The gambling is popular from ancient times. We find it in the old societies like the Egyptian, Chinese, Japanese, Hindu or Persian ones. The religious, moral and economic considerations led to extreme variations, in different historical periods, between the acceptance and the prohibition of the gambling. We can often encounter attitudes ranging from admiration to contempt.
As in any other conduct that becomes excessive, one question arises: what makes the person who gambles repeat the same behavior over and over again, and turn gambling into the most important thing in his/her life?
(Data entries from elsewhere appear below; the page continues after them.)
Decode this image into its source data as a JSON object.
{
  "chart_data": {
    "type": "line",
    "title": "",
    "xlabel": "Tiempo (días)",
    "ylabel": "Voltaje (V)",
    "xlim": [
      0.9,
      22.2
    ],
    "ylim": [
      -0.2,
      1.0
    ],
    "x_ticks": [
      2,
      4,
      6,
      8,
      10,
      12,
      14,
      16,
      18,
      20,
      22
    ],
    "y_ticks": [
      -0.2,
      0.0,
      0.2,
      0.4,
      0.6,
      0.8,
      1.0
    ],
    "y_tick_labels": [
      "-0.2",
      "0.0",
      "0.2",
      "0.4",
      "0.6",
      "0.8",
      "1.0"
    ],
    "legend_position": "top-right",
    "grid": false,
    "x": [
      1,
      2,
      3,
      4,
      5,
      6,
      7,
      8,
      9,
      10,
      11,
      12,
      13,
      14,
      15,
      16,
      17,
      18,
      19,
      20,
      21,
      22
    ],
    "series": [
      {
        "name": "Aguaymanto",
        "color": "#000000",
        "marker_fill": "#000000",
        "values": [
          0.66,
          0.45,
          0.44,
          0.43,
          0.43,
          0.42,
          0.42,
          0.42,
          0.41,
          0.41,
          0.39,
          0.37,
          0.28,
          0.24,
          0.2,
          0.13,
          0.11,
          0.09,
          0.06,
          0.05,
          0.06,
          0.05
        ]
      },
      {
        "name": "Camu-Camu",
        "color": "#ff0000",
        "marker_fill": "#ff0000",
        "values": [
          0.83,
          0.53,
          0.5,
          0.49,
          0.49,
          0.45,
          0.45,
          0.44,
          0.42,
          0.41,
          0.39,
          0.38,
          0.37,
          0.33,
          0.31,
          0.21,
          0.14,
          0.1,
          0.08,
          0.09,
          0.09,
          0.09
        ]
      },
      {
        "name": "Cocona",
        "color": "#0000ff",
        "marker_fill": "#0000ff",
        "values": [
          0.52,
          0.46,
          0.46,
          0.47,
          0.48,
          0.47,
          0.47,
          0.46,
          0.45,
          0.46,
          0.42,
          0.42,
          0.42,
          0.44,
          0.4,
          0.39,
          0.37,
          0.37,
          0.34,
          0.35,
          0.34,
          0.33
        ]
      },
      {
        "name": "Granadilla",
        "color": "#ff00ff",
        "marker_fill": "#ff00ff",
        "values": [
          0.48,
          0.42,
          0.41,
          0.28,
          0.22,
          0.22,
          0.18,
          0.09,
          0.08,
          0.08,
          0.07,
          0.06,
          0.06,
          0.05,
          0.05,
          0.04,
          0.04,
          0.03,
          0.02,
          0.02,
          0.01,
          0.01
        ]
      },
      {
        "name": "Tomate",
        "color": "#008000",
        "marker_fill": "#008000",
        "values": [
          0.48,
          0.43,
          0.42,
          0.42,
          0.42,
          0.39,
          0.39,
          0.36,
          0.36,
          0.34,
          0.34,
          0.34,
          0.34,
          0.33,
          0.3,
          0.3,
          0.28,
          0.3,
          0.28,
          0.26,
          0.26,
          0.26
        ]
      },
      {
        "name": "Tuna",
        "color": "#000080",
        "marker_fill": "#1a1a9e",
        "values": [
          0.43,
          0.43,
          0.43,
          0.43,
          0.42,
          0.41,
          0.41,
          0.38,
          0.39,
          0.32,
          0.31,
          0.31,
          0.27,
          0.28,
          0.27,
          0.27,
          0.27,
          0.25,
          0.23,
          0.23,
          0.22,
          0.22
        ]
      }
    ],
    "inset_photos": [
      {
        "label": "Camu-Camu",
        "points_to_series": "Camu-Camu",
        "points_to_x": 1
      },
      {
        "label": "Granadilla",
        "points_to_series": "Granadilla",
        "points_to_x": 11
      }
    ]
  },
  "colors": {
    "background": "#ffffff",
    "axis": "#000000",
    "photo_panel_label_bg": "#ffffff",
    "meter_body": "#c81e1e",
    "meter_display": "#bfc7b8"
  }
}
What are the changes that occur in the personal life or in the contextual environment of a person that makes a certain behavior cross the barrier between normal and pathological?
The authors who have studied the pathological gambling issue various assumptions; from the fact that this behavior is an expression of some magical rituals or a vestige of the risk behaviors that “forces” the luck giving the illusion of control, to simple explanations that take into account playful aspects that generate the state of euphoria.

A Short Pathology
The psychiatrists talk about the pathological gambling behavior when this behavior persists beyond the devastating effects in the social, professional and material aspect. Similar to the drug dependency cases, the gambling phenomenon develops tolerance, meaning that there is a need to increase the “dose” to get the same good feeling. The attempt to stop the gambling habit brings physical and psychiatric effects similar to the withdrawal from a psychoactive substance: irritability, restlessness, concentrating difficulty or a depressed mood.
The statistics from the western world show that at least 80% of people have played a gambling game at least once. It seems that the incidence of the pathological gambling is 3%, the balance tilting in favor of men. According to the statistics, one can imagine a gambler as being a male, having the age over 30, that belongs at least to the middle social class. In many cases, they consume alcohol and drugs frequently. In this subgroup the interpersonal conflicts and the unemployment are more frequent.
The Gamblers Traits
Here are the diagnostics criteria that show when a person needs professional help:
- The progressive inability to control the gambling behavior in detriment to the financial and social loses.
- The need to play with higher and higher sums of money to achieve the same level of pleasure.
- The withdrawal phenomena that occurs when the gambler stops his activity.
- The existence of the persistent concerns regarding the game: the planning, the ways to gather money, etc.
- The repeated failure to control the game or to stop this behavior.
- The game, seen as a way to escape problems or to reduce the feelings of guilt, anxiety, depression, discouragement;
- The loss of money makes the gambler play one more game, then another one, with the belief that “this time I will win for sure”;
- Those around the gambler are lied constantly about the amount lost;
- Interpersonal difficulties occur in time and they’re shortly followed by the possible loss of the job.